The JCS meets the necessary design objectives for a remote EW payload control interface. It combines mission data from physical assets with visible representations of nonvisible RF emissions to create a single situational awareness picture. The significance of RF threats with respect to distributed assets can be quickly deduced from the combined data, effectively streamlining response. More recent work involved integration and testing with coordinate control systems for multiple UVs. Future work is likely to involve migration to a standard message set (JAUS or STANAG 4586).

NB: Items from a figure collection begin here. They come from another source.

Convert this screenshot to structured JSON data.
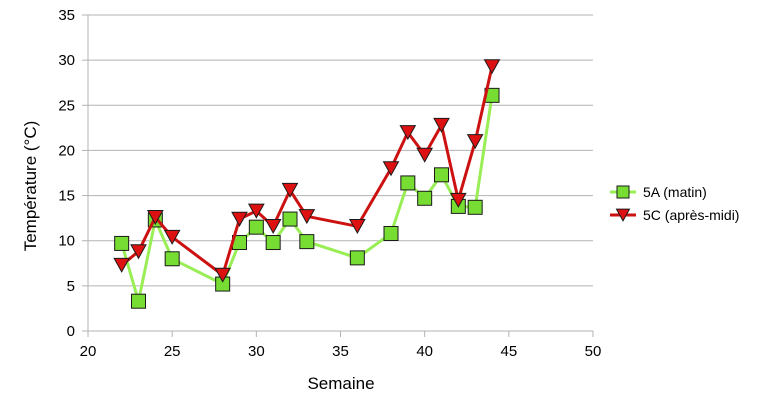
{
  "chart_data": {
    "type": "line",
    "xlabel": "Semaine",
    "ylabel": "Température (°C)",
    "xlim": [
      20,
      50
    ],
    "ylim": [
      0,
      35
    ],
    "x_ticks": [
      "20",
      "25",
      "30",
      "35",
      "40",
      "45",
      "50"
    ],
    "y_ticks": [
      "0",
      "5",
      "10",
      "15",
      "20",
      "25",
      "30",
      "35"
    ],
    "grid": "horizontal",
    "legend_position": "right",
    "series": [
      {
        "name": "5A (matin)",
        "color": "#99ee55",
        "marker": "square",
        "marker_fill": "#77dd33",
        "points": [
          {
            "x": 22,
            "y": 9.7
          },
          {
            "x": 23,
            "y": 3.3
          },
          {
            "x": 24,
            "y": 12.3
          },
          {
            "x": 25,
            "y": 8.0
          },
          {
            "x": 28,
            "y": 5.2
          },
          {
            "x": 29,
            "y": 9.8
          },
          {
            "x": 30,
            "y": 11.5
          },
          {
            "x": 31,
            "y": 9.8
          },
          {
            "x": 32,
            "y": 12.4
          },
          {
            "x": 33,
            "y": 9.9
          },
          {
            "x": 36,
            "y": 8.1
          },
          {
            "x": 38,
            "y": 10.8
          },
          {
            "x": 39,
            "y": 16.4
          },
          {
            "x": 40,
            "y": 14.7
          },
          {
            "x": 41,
            "y": 17.3
          },
          {
            "x": 42,
            "y": 13.8
          },
          {
            "x": 43,
            "y": 13.7
          },
          {
            "x": 44,
            "y": 26.1
          }
        ]
      },
      {
        "name": "5C (après-midi)",
        "color": "#cc1111",
        "marker": "triangle-down",
        "marker_fill": "#dd1111",
        "points": [
          {
            "x": 22,
            "y": 7.3
          },
          {
            "x": 23,
            "y": 8.8
          },
          {
            "x": 24,
            "y": 12.6
          },
          {
            "x": 25,
            "y": 10.4
          },
          {
            "x": 28,
            "y": 6.2
          },
          {
            "x": 29,
            "y": 12.4
          },
          {
            "x": 30,
            "y": 13.3
          },
          {
            "x": 31,
            "y": 11.6
          },
          {
            "x": 32,
            "y": 15.6
          },
          {
            "x": 33,
            "y": 12.7
          },
          {
            "x": 36,
            "y": 11.6
          },
          {
            "x": 38,
            "y": 18.0
          },
          {
            "x": 39,
            "y": 22.0
          },
          {
            "x": 40,
            "y": 19.5
          },
          {
            "x": 41,
            "y": 22.8
          },
          {
            "x": 42,
            "y": 14.5
          },
          {
            "x": 43,
            "y": 21.0
          },
          {
            "x": 44,
            "y": 29.3
          }
        ]
      }
    ]
  }
}
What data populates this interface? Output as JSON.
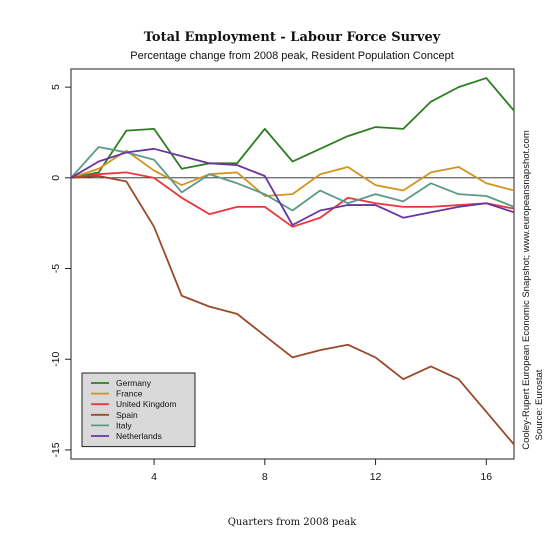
{
  "chart_data": {
    "type": "line",
    "title": "Total Employment - Labour Force Survey",
    "subtitle": "Percentage change from 2008 peak, Resident Population Concept",
    "xlabel": "Quarters from 2008 peak",
    "ylabel": "",
    "xlim": [
      1,
      17
    ],
    "ylim": [
      -15.5,
      6
    ],
    "x_ticks": [
      4,
      8,
      12,
      16
    ],
    "y_ticks": [
      5,
      0,
      -5,
      -10,
      -15
    ],
    "reference_line": 0,
    "legend_position": "bottom-left",
    "side_note": "Cooley-Rupert European Economic Snapshot; www.europeansnapshot.com",
    "source_note": "Source: Eurostat",
    "x": [
      1,
      2,
      3,
      4,
      5,
      6,
      7,
      8,
      9,
      10,
      11,
      12,
      13,
      14,
      15,
      16,
      17
    ],
    "series": [
      {
        "name": "Germany",
        "color": "#2e7d22",
        "values": [
          0.0,
          0.3,
          2.6,
          2.7,
          0.5,
          0.8,
          0.8,
          2.7,
          0.9,
          1.6,
          2.3,
          2.8,
          2.7,
          4.2,
          5.0,
          5.5,
          3.7
        ]
      },
      {
        "name": "France",
        "color": "#d39322",
        "values": [
          0.0,
          0.5,
          1.5,
          0.4,
          -0.4,
          0.2,
          0.3,
          -1.0,
          -0.9,
          0.2,
          0.6,
          -0.4,
          -0.7,
          0.3,
          0.6,
          -0.3,
          -0.7
        ]
      },
      {
        "name": "United Kingdom",
        "color": "#e8383d",
        "values": [
          0.0,
          0.2,
          0.3,
          0.0,
          -1.1,
          -2.0,
          -1.6,
          -1.6,
          -2.7,
          -2.2,
          -1.1,
          -1.4,
          -1.6,
          -1.6,
          -1.5,
          -1.4,
          -1.7
        ]
      },
      {
        "name": "Spain",
        "color": "#9a4a2a",
        "values": [
          0.0,
          0.1,
          -0.2,
          -2.7,
          -6.5,
          -7.1,
          -7.5,
          -8.7,
          -9.9,
          -9.5,
          -9.2,
          -9.9,
          -11.1,
          -10.4,
          -11.1,
          -12.9,
          -14.7
        ]
      },
      {
        "name": "Italy",
        "color": "#5b9a8b",
        "values": [
          0.0,
          1.7,
          1.4,
          1.0,
          -0.8,
          0.2,
          -0.3,
          -0.9,
          -1.8,
          -0.7,
          -1.4,
          -0.9,
          -1.3,
          -0.3,
          -0.9,
          -1.0,
          -1.6
        ]
      },
      {
        "name": "Netherlands",
        "color": "#6a35a0",
        "values": [
          0.0,
          0.9,
          1.4,
          1.6,
          1.2,
          0.8,
          0.7,
          0.1,
          -2.6,
          -1.8,
          -1.5,
          -1.5,
          -2.2,
          -1.9,
          -1.6,
          -1.4,
          -1.9
        ]
      }
    ]
  }
}
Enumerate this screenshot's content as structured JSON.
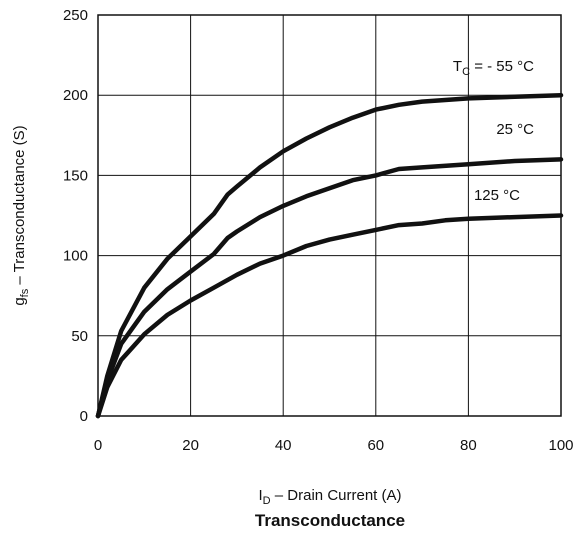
{
  "chart_data": {
    "type": "line",
    "title": "Transconductance",
    "xlabel": {
      "main": "I",
      "sub": "D",
      "rest": " –  Drain Current (A)"
    },
    "ylabel": {
      "main": "g",
      "sub": "fs",
      "rest": " – Transconductance (S)"
    },
    "xlim": [
      0,
      100
    ],
    "ylim": [
      0,
      250
    ],
    "xticks": [
      0,
      20,
      40,
      60,
      80,
      100
    ],
    "yticks": [
      0,
      50,
      100,
      150,
      200,
      250
    ],
    "grid": true,
    "series": [
      {
        "name": "-55",
        "label": {
          "main": "T",
          "sub": "C",
          "rest": " = - 55 °C"
        },
        "x": [
          0,
          2,
          5,
          10,
          15,
          20,
          25,
          28,
          30,
          35,
          40,
          45,
          50,
          55,
          60,
          65,
          70,
          80,
          90,
          100
        ],
        "y": [
          0,
          25,
          53,
          80,
          98,
          112,
          126,
          138,
          143,
          155,
          165,
          173,
          180,
          186,
          191,
          194,
          196,
          198,
          199,
          200
        ]
      },
      {
        "name": "25",
        "label": {
          "main": "25 °C",
          "sub": "",
          "rest": ""
        },
        "x": [
          0,
          2,
          5,
          10,
          15,
          20,
          25,
          28,
          30,
          35,
          40,
          45,
          50,
          55,
          60,
          65,
          70,
          80,
          90,
          100
        ],
        "y": [
          0,
          22,
          45,
          65,
          79,
          90,
          101,
          111,
          115,
          124,
          131,
          137,
          142,
          147,
          150,
          154,
          155,
          157,
          159,
          160
        ]
      },
      {
        "name": "125",
        "label": {
          "main": "125 °C",
          "sub": "",
          "rest": ""
        },
        "x": [
          0,
          2,
          5,
          10,
          15,
          20,
          25,
          30,
          35,
          40,
          45,
          50,
          55,
          60,
          65,
          70,
          75,
          80,
          90,
          100
        ],
        "y": [
          0,
          18,
          35,
          51,
          63,
          72,
          80,
          88,
          95,
          100,
          106,
          110,
          113,
          116,
          119,
          120,
          122,
          123,
          124,
          125
        ]
      }
    ]
  }
}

Patricia Kirsch, David Tremper 
Tactical Electronic Warfare Division
Naval Research Laboratory (NRL)
Washington, DC

Patricia Kirsch is an electronics engineer in the Special Projects Group of the Tactical Electronic Warfare Division at NRL. She is currently working on electronic warfare payloads for UVs, including interfaces, and is involved with the Joint Architecture for Unmanned Systems (JAUS) working group.

David Tremper is the section head of the Special Projects Group in the Tactical Electronic Warfare Division at NRL. He is currently involved in EW multi-platform UV control and tactical displays. He is vice chairman of the NATO Research Task Group SCI-169 investigating unmanned aerial vehicles in multi-platform configurations for EW. He was previously involved in wearable computer design.